Grocery stores are at the top of that list as "digital retail for grocery will take hold in earnest," according to the report.
Messaging apps, online shopping, payments and even eating were being digitally coordinated long before this year's surprise purchase of Whole Foods by Amazon (AMZN), a recent story from Business Insider points out.
The market for AI in global retail will rise to $5.03 billion by 2022, a 38 percent compound annual growth rate, a recent forecast from Research and Markets predicted. That would be up from $993.6 million this year.

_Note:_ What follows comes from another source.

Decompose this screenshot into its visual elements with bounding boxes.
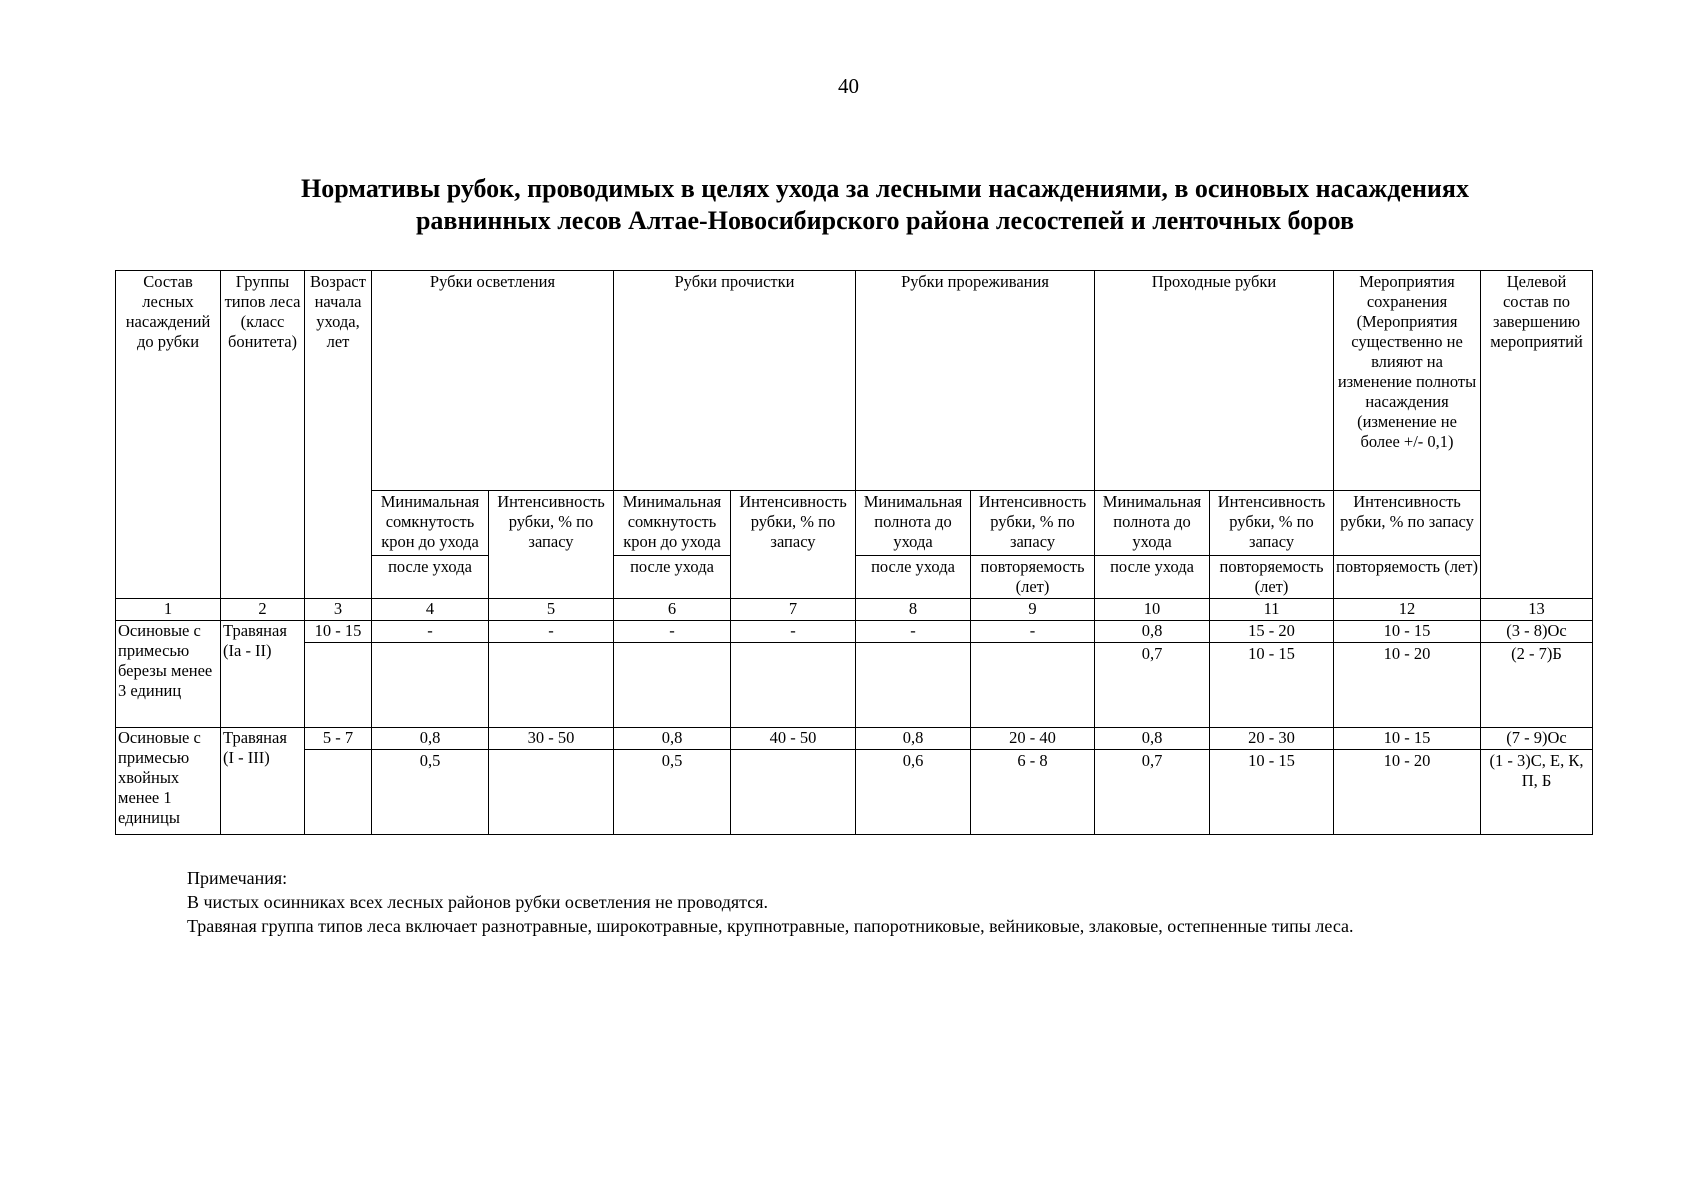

While inventory and supply-chain use is still the biggest reason for the increase, machine learning, so-called deep learning and natural-language processing will also seep more and more quickly into retail.

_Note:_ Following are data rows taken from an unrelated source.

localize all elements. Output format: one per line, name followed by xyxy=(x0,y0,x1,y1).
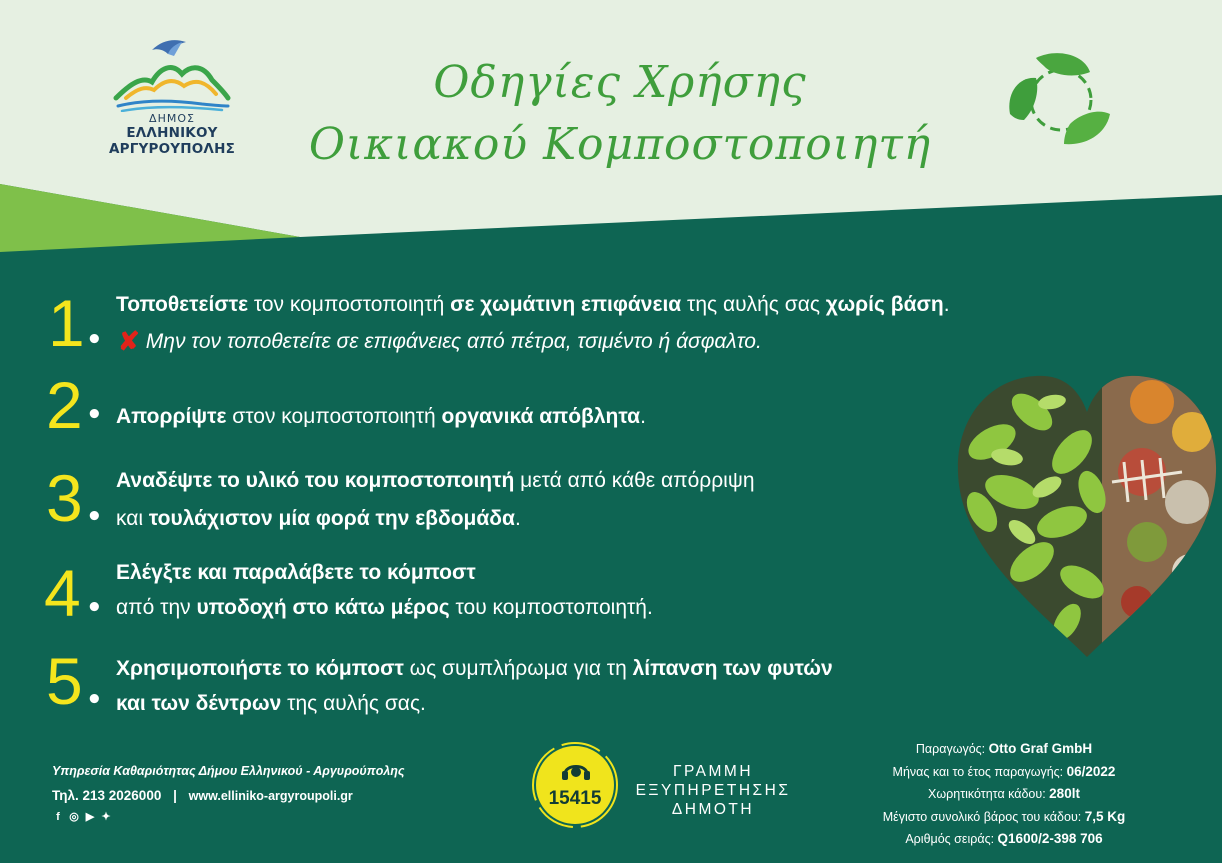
recycle-leaves-icon xyxy=(1006,48,1116,148)
step-text-bold: σε χωμάτινη επιφάνεια xyxy=(450,293,682,316)
step-number: 1 xyxy=(48,286,85,360)
step-dot: • xyxy=(86,593,103,623)
step-text: της αυλής σας. xyxy=(281,692,426,715)
step-text: τον κομποστοποιητή xyxy=(248,293,451,316)
title-line-2: Οικιακού Κομποστοποιητή xyxy=(308,119,932,170)
separator: | xyxy=(173,788,177,803)
hotline-line-1: ΓΡΑΜΜΗ xyxy=(672,763,754,780)
step-text-bold: λίπανση των φυτών xyxy=(632,657,833,680)
spec-value: 280lt xyxy=(1049,786,1080,801)
spec-value: Q1600/2-398 706 xyxy=(997,831,1103,846)
youtube-icon[interactable]: ▶ xyxy=(85,811,95,823)
step-3-line-1 xyxy=(116,468,755,494)
step-text-bold: τουλάχιστον μία φορά την εβδομάδα xyxy=(148,507,515,530)
step-1-warning xyxy=(118,328,762,355)
website-link[interactable]: www.elliniko-argyroupoli.gr xyxy=(188,789,353,803)
step-dot: • xyxy=(86,685,103,715)
spec-row xyxy=(850,738,1158,761)
step-1-line-1 xyxy=(116,292,950,318)
step-dot: • xyxy=(86,400,103,430)
step-text: στον κομποστοποιητή xyxy=(226,405,442,428)
step-text-bold: Τοποθετείστε xyxy=(116,293,249,316)
step-2-line-1 xyxy=(116,404,646,430)
compost-heart-illustration xyxy=(952,362,1222,662)
phone-number: Τηλ. 213 2026000 xyxy=(52,788,162,803)
spec-label: Χωρητικότητα κάδου: xyxy=(928,787,1050,801)
step-text-bold: Ελέγξτε και παραλάβετε το κόμποστ xyxy=(116,561,476,584)
step-text: και xyxy=(116,507,149,530)
step-text: του κομποστοποιητή. xyxy=(449,596,653,619)
step-3-line-2 xyxy=(116,506,521,532)
spec-value: 06/2022 xyxy=(1066,763,1116,779)
headset-icon xyxy=(561,758,591,784)
contact-line xyxy=(52,788,405,803)
step-5-line-2 xyxy=(116,691,426,717)
step-number: 2 xyxy=(46,368,83,442)
logo-line-2: ΕΛΛΗΝΙΚΟΥ xyxy=(126,125,218,141)
twitter-icon[interactable]: ✦ xyxy=(101,811,111,823)
step-text-bold: οργανικά απόβλητα xyxy=(441,405,641,428)
page-title xyxy=(260,52,980,176)
red-x-icon: ✘ xyxy=(118,326,140,356)
step-text: μετά από κάθε απόρριψη xyxy=(514,469,755,492)
department-name: Υπηρεσία Καθαριότητας Δήμου Ελληνικού - Αργυρούπολης xyxy=(52,764,405,778)
step-number: 3 xyxy=(46,461,83,535)
hotline-label xyxy=(618,762,808,819)
hotline-number: 15415 xyxy=(548,788,602,809)
hotline-line-3: ΔΗΜΟΤΗ xyxy=(671,801,755,818)
step-text: . xyxy=(514,507,521,530)
step-number: 5 xyxy=(46,644,83,718)
warning-text: Μην τον τοποθετείτε σε επιφάνειες από πέτρα, τσιμέντο ή άσφαλτο. xyxy=(145,330,762,353)
spec-value: 7,5 Kg xyxy=(1084,808,1126,824)
spec-label: Αριθμός σειράς: xyxy=(905,832,998,846)
title-line-1: Οδηγίες Χρήσης xyxy=(433,57,807,108)
municipality-logo xyxy=(102,36,242,157)
step-text-bold: υποδοχή στο κάτω μέρος xyxy=(196,596,450,619)
step-text-bold: Απορρίψτε xyxy=(116,405,227,428)
mountain-bird-icon xyxy=(112,36,232,112)
footer-contact xyxy=(52,764,405,823)
step-text: ως συμπλήρωμα για τη xyxy=(403,657,633,680)
step-text-bold: χωρίς βάση xyxy=(825,293,944,316)
step-4-line-2 xyxy=(116,595,653,621)
step-4-line-1 xyxy=(116,560,476,586)
logo-line-1: ΔΗΜΟΣ xyxy=(149,112,195,125)
spec-row xyxy=(850,783,1158,806)
step-text: από την xyxy=(116,596,197,619)
social-icons xyxy=(52,811,405,823)
step-5-line-1 xyxy=(116,656,833,682)
spec-label: Παραγωγός: xyxy=(915,742,989,756)
facebook-icon[interactable]: f xyxy=(56,811,60,823)
instagram-icon[interactable]: ◎ xyxy=(69,811,79,823)
step-number: 4 xyxy=(44,556,81,630)
step-text-bold: Αναδέψτε το υλικό του κομποστοποιητή xyxy=(116,469,515,492)
spec-label: Μέγιστο συνολικό βάρος του κάδου: xyxy=(882,809,1085,824)
hotline-line-2: ΕΞΥΠΗΡΕΤΗΣΗΣ xyxy=(635,782,791,799)
spec-row xyxy=(850,806,1158,829)
spec-row xyxy=(850,828,1158,851)
step-text: . xyxy=(640,405,646,428)
product-specs xyxy=(850,738,1158,851)
spec-value: Otto Graf GmbH xyxy=(988,741,1093,756)
step-dot: • xyxy=(86,502,103,532)
spec-row xyxy=(850,761,1158,784)
step-text-bold: Χρησιμοποιήστε το κόμποστ xyxy=(116,657,404,680)
step-dot: • xyxy=(86,325,103,355)
step-text-bold: και των δέντρων xyxy=(116,692,282,715)
logo-line-3: ΑΡΓΥΡΟΥΠΟΛΗΣ xyxy=(108,141,235,157)
spec-label: Μήνας και το έτος παραγωγής: xyxy=(892,764,1067,779)
step-text: της αυλής σας xyxy=(681,293,826,316)
step-text: . xyxy=(943,293,950,316)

But before the machines take over completely, concerns about privacy and a lack of skilled human staff may curb growth, Research and Markets said.
In-store retail jobs -- think floor associate or cashier -- will suffer even more as automation and AI creep in, according to an analysis from CB Insights released earlier this fall. Traditional retail salespeople are at "medium risk," with 4.6 million such jobs on the line, CBI said.
Americans expect more than half of all stores will likely be fully automated, involving little human interaction in the next 20 years, according to an October report on how Americans view automation from the Pew Research Center.
Retailers and tech companies are increasingly partnering to stay ahead. And in a business with razor-thin profit margins and fickle customers, every advantage counts.
"AI can decide for the retailer what items to show to shoppers and how to display and present them, and it can re-create the interaction that the shopper experiences with store associates at brick-and-mortar stores by guiding and advising the customer," a recent report from Fung Global Research said.
Today, retailers use AI in three main ways: personalization, customer service and inventory management, the Fung Global report said. Computerized supply-chain management -- how a company regulates how much inventory is available, where and how quickly it can be used to fill orders -- will be crucial, the report said.
Chatbots, programs generally used online to converse with a computer that acts like a person, are likely to become more pervasive as they improve, helping retailers tailor offerings to customers' buying habits and needs. Chatbots can also provide vital data to human resources, merchandise buyers and inventory managers.
That can dramatically help a company's bottom line, Michael Feindt, founder of Blue Yonder, said in an interview featured in the Fung report. Blue Yonder provides machine learning tools to retailers, according to its website.
"AI-powered supply chain and pricing solutions are often the decisive differentiator between profit and loss, and are eminently important to survive in a competitive market with small margins," Feindt told the researchers.
Even clothing designers are changing how consumers find and buy, beyond plugging in measurements and colors for custom-made pieces or providing entire ensembles.
A system being developed by the University of California, San Diego and Adobe (ADBE) might give retailers a way to go beyond targeting what you consider fashionable based on how you shop, according to a recent piece in MIT Technology Review. It could also predict what you might want next -- and then make it for you.